An unverified video circulated on Iranian Telegram social media channels, reportedly filmed from the Azerbaijani side of the Aras River that separates Iran and Azerbaijan, shows dozens of Iranian infantry divisions and rocket units moving towards the Parsabad area in Ardabil Province, which borders Azerbaijan.

Another video, put out by the Telegram channel of Miran Press, which is closely aligned with Iran’s elite Islamic Revolutionary Guard Corps (IRGC), shows dozens of Iranian military trucks heading to the border.

Imposition of road ‘tax’

Iran has lately been annoyed by a new Azerbaijani tactic of imposing a $130 road “tax” on Iranian truckers transporting badly needed goods including oil and gasoline to the ethnic Armenians of Nagorno-Karabakh, who lost territory to Azerbaijan in last autumn’s war over the breakaway territory. A small part of the road the Iranian trucks use to reach Nagorno-Karabakh runs across Azerbaijani territory and Baku has seized on this fact to demand the tax. Matters escalated on September 15 when Baku confirmed it had detained two Iranian truck drivers. Tehran attempts to show a studied neutrality in the dispute between Baku and the Armenians over Nagorno-Karabakh, but the move against the trucks has tested its patience.
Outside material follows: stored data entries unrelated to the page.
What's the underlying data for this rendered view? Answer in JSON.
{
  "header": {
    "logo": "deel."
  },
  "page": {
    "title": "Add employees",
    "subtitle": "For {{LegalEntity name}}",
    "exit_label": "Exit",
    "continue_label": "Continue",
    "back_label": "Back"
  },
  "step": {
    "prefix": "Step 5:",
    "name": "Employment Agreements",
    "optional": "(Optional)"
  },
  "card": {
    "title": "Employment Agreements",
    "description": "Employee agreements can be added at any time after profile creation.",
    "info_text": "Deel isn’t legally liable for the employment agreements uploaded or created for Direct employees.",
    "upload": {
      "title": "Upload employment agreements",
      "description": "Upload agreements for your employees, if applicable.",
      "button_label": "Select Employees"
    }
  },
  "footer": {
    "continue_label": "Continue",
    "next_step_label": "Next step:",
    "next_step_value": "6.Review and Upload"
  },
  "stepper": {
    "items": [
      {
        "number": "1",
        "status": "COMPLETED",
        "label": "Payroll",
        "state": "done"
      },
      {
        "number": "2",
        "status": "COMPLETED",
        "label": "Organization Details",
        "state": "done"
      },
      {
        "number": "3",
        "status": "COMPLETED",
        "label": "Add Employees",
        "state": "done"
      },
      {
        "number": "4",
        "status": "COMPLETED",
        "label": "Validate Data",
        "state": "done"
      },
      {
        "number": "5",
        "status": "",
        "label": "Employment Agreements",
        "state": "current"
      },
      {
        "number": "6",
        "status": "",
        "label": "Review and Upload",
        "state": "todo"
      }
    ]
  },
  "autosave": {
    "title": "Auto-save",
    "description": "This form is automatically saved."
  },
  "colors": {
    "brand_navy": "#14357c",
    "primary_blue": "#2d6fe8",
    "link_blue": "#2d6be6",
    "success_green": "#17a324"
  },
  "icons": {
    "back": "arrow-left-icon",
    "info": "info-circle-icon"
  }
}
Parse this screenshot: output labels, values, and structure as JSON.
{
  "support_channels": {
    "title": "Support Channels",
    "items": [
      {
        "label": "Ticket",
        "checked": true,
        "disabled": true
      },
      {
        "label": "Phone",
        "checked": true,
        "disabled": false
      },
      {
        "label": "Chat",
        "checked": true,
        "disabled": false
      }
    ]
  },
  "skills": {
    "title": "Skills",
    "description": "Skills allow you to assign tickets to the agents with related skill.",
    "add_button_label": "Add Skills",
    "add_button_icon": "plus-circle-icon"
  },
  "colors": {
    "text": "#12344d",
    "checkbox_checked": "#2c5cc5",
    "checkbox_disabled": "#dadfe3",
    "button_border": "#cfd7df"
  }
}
It was apparently the arrest of the truck drivers that spurred the Iranian supreme leader’s representative in Ardabil, largely inhabited by Iranian Azerbaijanis (who nationwide make up around a fifth of Iran’s population), to warn Azerbaijan not to “play with the lion’s tail”. The representative, Seyyed Hassan Ameli, added that the IRGC should demonstrate Iran’s strength to both Azerbaijan and Turkey.

‘An incident that cannot be ignored’

“Any country has the right to invite another country to conduct military exercises. But there was an incident here that cannot be ignored,” Ameli said. “On the eve of the start of the exercises, the Turkish newspaper Yeni Safak, which expresses the point of view of the government and of the president of Turkey personally, chose the following headline for an interview with a member of the Azerbaijani parliament: ‘Iran will disappear from the map.’

"We ask the Supreme National Security Council to allow the IRGC to demonstrate just one half of Iran's power on this side of the border and to tell them 'Do not play with the lion's tail,'" Ameli said.

As part of the deployment of troops, Iran on September 20 reportedly tested the Mohajer-6 armed drones of the IRGC’s aerospace division.

Iranian political specialist Vardan Voskanyan made what many Azerbaijanis might take as some provocative comments on his social media channel on September 20. As reported by News.am, he said:  “The scope of Iranian military exercises on the border with an artificial formation called Azerbaijan is extremely remarkable in itself.”

He added: “Judging by the materials made widespread by Iranian sources, it covers almost the entire length of the Iranian border with the Talysh regions of Azerbaijan.”

The Talysh in Azerbaijan are a non-Turkic, mainly rural people who speak an Indo-European language close to Persian. “Considering that the Talysh problem has become somewhat exacerbated in Azerbaijan recently, leading even to the fact that one of the Talysh organisations with extremely moderate positions is left in serious dissatisfaction, then the choice of zone for the Iranian military exercises clearly contains several open messages at once,” Voskanyan also said.